Di bidang kesehatan, ada Richard Palilingan, dari Unud yang saat ini jadi dosen di PTN di Sulawesi Utara. Dia aktif di komunitas Public Health Without Border yang membina kesehatan masyarakat nelayan dan pesisir. Syahrida, dari Unhas, yang saat ini jadi perawat di puskemas di Kabupaten Jeneponto dan aktif sebagai koordinator program TBC-HIV Aisyiyah yang membina ratusan kader penyuluhan TBC-HIV. Suami Syahrida kebetulan juga alumni dari bidang dan kampus yang sama yaitu: Sapriadi. Dia saat ini aktif dalam pelayanan bagi penderita penyakit Kusta di Kabupaten Jeneponto.
Dari Unair ada Qurnia Andayani, Unair yang saat ini mahasiswa S3 dan aktif dalam Gerakan Peduli Ibu dan Anak Sehat, Unair, bekerja sama dengan Unicef dan Pemda Jatim. Juga Fatma Yasmin, yang jadi dokter gigi dan aktif dalam Yayasan Kanker Indonesia, terutama untuk bidang penyuluhan Kanker Mulut.
Di bidang sastra ada Ari Dwijayanthi, dari Unud.

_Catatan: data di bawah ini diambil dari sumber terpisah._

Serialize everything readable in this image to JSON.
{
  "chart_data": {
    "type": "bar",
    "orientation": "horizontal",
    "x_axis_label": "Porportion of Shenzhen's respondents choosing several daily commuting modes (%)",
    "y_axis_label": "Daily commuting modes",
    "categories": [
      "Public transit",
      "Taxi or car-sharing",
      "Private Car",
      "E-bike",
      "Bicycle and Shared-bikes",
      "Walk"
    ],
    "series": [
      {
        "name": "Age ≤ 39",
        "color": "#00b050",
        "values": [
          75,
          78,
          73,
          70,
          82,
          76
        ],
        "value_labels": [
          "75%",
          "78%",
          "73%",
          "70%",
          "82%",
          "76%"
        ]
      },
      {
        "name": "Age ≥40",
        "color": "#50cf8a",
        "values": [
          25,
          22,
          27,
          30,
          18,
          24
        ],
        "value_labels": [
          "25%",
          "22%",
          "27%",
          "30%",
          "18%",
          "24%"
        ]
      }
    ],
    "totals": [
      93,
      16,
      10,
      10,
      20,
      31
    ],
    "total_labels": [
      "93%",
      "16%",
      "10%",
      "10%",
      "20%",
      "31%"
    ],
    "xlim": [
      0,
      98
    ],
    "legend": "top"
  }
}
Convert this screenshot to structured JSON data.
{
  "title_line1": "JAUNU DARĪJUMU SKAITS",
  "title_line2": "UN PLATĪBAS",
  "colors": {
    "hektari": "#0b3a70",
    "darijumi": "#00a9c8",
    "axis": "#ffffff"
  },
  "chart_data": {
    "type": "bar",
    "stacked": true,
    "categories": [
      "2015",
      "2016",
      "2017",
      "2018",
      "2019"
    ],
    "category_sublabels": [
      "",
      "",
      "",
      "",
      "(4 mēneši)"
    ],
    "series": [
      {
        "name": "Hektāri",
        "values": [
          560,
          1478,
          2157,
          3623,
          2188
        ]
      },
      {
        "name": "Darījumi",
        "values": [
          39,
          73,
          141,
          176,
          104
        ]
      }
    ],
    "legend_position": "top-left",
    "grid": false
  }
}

Dia punya keahlian di bidang Sastra Jawa Kuno. Saat ini aktif konservasi warisan budaya berupa manuskrip-manuskrip kuno yang ada di daun lontar dan bambu. Dari kampus yang sama ada Diartama Kubon, bidang teknik sipil, yang saat ini bekerja di perusahaan konsultan struktur. Minat sosialnya pada merancang desain tahan gempa pada kegiatan renovasi pura.
Sementara dari Unila ada Titin Elyana, yang menekuni bidang pendidikan. Saat ini Kepala Sekolah Internasional Sugar Group, di tengah perkebunan Tebu di Lampung Tengah. Juga Dwipa Donna, yang mempelajari ilmu pemerintahan, dan mempersiapkan diri terjun ke politik.
Selain alumni yang hadir di Bali tersebut, di data alumni saya juga melihat banyak alumni yang membanggakan. Misalnya saja Abdul Narris Agam, penerima beasiswa BCF dari Universitas Hasanudin yang menekuni studi gender. Narris ini bukan berasal dari keluarga berada, orang tuanya adalah keluarga pemulung. Meski demikian semangat dan keuletan usahanya membuat dia bisa menempuh pendidikan tinggi.
Narris saat ini aktif di Institusi Saribattang, sebuah LSM di mana dia menjadi direktur eksekutifnya, yang bergerak dalam bidang advokasi hak anak serta pengembangan skill bagi anak-anak kurang mampu. Terutama anak jalanan dan anak pemulung di sekitar lokasi TPA Sampah Antang, Kota Makassar.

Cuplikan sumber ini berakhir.